Joel Schumacher, director of 2 Batman movies and ‘The Lost Boys’, dies aged 80 after year-long cancer battle

His ‘Batman Forever’, starring Val Kilmer, Tommy Lee Jones, Jim Carrey and Nicole Kidman, grossed over $300M. He also made the 1997 ‘Batman and Robin’, starring George Clooney and Arnold Schwarzenegger


                            Joel Schumacher, director of 2 Batman movies and ‘The Lost Boys’, dies aged 80 after year-long cancer battle
(Getty Images)

Filmmaker Joel Schumacher died in New York City on Monday, June 22, after a year-long battle with cancer at the age of 80. Schumacher has long been considered a Hollywood legend. 

Born on August 29, 1939, in New York City, Schumacher initially worked in the fashion industry before entering film as a costume designer for Woody Allen’s 1973 film ‘Sleeper’. He studied at Parsons the New School for Design and the Fashion Institute of Technology in New York. He worked in the fashion industry for some time before deciding to pursue a career in filmmaking. According to Variety, Schumacher brought his fashion background to directing.

Schumacher’s first directing assignment was on television: 1974's telefilm ‘Virginia Hill’, which he also co-wrote. Again in 1979, he directed a telefilm that he wrote, ‘Amateur Night at the Dixie Bar and Grill’. 

His first hit came in 1985 with ‘St Elmo’s Fire’, which then led him to make ‘The Lost Boys’ in 1987. The film was a far bigger hit than the former.

One of Schumacher’s bigger projects was taking over the ‘Batman’ franchise after Tim Burton exited the series after two successful films.
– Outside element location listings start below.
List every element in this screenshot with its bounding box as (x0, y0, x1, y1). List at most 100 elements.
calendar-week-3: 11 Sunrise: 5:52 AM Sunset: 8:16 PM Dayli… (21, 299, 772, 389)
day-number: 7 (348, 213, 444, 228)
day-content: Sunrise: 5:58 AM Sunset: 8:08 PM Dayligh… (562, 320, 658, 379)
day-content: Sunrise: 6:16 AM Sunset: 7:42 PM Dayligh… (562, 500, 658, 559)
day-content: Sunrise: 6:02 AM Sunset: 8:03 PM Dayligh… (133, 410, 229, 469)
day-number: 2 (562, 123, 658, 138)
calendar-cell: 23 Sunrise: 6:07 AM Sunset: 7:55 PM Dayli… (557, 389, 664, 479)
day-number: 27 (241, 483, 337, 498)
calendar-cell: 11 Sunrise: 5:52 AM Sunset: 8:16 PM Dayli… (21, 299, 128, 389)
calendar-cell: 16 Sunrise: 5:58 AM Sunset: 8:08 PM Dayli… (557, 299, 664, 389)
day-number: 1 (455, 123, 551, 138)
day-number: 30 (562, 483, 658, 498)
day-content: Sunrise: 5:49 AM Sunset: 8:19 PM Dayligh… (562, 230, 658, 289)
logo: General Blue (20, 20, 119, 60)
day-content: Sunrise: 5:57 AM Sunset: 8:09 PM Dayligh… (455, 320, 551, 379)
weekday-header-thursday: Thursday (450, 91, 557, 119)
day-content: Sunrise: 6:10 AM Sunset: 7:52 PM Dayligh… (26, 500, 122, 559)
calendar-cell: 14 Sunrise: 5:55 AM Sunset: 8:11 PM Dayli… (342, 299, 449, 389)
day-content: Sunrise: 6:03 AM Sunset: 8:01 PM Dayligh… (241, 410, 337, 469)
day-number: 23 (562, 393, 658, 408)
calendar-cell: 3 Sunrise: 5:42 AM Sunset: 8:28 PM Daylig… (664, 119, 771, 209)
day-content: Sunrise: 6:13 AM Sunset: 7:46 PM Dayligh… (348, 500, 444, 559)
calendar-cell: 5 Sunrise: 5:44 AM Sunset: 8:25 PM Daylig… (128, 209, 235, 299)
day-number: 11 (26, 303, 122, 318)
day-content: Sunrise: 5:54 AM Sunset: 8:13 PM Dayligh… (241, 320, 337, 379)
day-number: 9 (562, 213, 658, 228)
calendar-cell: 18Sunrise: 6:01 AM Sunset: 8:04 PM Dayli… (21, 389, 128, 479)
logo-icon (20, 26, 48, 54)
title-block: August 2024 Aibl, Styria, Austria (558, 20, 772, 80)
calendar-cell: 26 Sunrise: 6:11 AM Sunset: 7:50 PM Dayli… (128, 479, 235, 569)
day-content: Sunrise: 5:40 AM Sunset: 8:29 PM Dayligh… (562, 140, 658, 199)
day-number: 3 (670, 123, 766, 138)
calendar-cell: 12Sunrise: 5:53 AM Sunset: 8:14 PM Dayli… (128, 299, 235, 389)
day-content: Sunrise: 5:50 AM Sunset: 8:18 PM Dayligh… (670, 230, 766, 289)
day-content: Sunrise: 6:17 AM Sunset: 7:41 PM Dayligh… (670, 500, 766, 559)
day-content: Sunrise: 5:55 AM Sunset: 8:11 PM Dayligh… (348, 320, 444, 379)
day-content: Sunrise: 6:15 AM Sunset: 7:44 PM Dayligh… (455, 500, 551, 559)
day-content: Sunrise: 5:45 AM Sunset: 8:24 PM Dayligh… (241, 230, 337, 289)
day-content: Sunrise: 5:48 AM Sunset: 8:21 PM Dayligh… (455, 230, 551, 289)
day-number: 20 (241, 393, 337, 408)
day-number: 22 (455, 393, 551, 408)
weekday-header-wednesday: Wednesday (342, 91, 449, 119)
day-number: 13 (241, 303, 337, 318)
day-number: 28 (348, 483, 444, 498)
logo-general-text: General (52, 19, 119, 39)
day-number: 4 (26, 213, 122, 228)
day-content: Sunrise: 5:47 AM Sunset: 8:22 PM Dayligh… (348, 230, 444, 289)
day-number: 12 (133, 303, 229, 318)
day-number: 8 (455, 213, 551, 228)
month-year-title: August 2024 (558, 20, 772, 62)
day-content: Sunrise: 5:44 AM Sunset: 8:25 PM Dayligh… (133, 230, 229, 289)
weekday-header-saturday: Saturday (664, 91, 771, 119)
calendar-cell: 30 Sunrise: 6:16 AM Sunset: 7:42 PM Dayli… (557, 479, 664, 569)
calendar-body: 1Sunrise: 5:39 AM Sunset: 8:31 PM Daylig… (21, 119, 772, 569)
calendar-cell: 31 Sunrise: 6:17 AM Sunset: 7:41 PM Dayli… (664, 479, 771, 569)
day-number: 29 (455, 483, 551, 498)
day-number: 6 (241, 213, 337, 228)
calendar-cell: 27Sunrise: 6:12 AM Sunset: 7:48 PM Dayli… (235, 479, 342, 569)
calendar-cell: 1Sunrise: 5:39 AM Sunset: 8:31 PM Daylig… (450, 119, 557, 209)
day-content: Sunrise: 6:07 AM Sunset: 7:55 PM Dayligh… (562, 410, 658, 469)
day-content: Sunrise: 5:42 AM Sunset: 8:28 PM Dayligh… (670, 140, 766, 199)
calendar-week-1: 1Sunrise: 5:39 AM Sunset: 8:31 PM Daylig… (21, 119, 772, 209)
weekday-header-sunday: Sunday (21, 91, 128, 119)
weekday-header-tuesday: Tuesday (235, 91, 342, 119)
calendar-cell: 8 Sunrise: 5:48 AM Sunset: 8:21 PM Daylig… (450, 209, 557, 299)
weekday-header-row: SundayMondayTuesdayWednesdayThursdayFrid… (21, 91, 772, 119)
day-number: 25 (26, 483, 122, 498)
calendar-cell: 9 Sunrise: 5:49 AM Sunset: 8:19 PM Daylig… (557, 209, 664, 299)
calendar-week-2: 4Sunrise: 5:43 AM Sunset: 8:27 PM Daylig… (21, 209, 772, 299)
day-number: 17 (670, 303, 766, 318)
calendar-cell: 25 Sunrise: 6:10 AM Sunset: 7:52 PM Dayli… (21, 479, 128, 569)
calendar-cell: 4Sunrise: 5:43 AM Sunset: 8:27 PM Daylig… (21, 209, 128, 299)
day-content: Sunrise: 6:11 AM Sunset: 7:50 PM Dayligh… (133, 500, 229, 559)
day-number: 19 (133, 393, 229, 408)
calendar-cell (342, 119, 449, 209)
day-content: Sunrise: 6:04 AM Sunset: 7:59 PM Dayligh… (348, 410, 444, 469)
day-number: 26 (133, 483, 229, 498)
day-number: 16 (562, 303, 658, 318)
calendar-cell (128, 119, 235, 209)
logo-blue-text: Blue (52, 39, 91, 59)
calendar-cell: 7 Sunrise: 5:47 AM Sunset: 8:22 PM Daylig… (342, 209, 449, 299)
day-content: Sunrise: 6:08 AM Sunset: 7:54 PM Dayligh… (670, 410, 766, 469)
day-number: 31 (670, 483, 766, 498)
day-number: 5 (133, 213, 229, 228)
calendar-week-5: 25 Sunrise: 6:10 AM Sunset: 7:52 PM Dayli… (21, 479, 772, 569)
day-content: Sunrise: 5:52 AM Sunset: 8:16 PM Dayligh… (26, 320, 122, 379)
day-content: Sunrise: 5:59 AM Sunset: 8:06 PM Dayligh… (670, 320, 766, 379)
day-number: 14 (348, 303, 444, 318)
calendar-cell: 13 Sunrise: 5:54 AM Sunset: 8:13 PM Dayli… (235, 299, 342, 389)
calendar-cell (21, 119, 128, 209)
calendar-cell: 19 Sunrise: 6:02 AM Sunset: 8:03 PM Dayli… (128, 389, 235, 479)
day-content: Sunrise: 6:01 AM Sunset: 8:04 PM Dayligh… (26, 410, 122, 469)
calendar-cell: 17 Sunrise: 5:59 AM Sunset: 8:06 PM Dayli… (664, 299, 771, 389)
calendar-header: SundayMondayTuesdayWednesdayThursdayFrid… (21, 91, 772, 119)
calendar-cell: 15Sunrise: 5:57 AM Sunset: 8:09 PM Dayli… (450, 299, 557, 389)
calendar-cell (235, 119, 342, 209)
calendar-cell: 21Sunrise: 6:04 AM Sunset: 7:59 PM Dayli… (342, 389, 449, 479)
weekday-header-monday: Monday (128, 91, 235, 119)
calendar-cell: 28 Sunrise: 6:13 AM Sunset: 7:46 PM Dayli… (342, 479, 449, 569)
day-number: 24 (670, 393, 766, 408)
Schumacher’s ‘Batman Forever’, starring Val Kilmer, Tommy Lee Jones, Jim Carrey, and Nicole Kidman, grossed more than $300 million worldwide. He also went ahead to create the 1997 ‘Batman and Robin’, starring George Clooney and Arnold Schwarzenegger.

In a 2017 interview talking about ‘Batman and Robin’, Schumacher said, “I think I’m one of the luckiest people that ever lived. I got my dream. I got it so much bigger than even I could have dreamed it. You know, I’m just a kid whose parents died very young who was on his own and grew up behind a movie theater before TV, and I wanted to tell those stories, and look what happened.”

The filmmaker’s many credits include titles such as ‘D.C. Cab’, ‘The Incredible Shrinking Woman’, ‘Phone Booth’ ‘The Phantom of the Opera’, ‘Flatliners’, ‘Flawless’, ‘Trespass’, and even two 2013 episodes of the Netflix series, 'House of Cards'.

Camerimage, the International Film Festival of the Art of Cinematography, awarded Schumacher a special award in 2010. He also received the Distinguished Collaborator Award at the Costume Designers Guild Awards in 2011.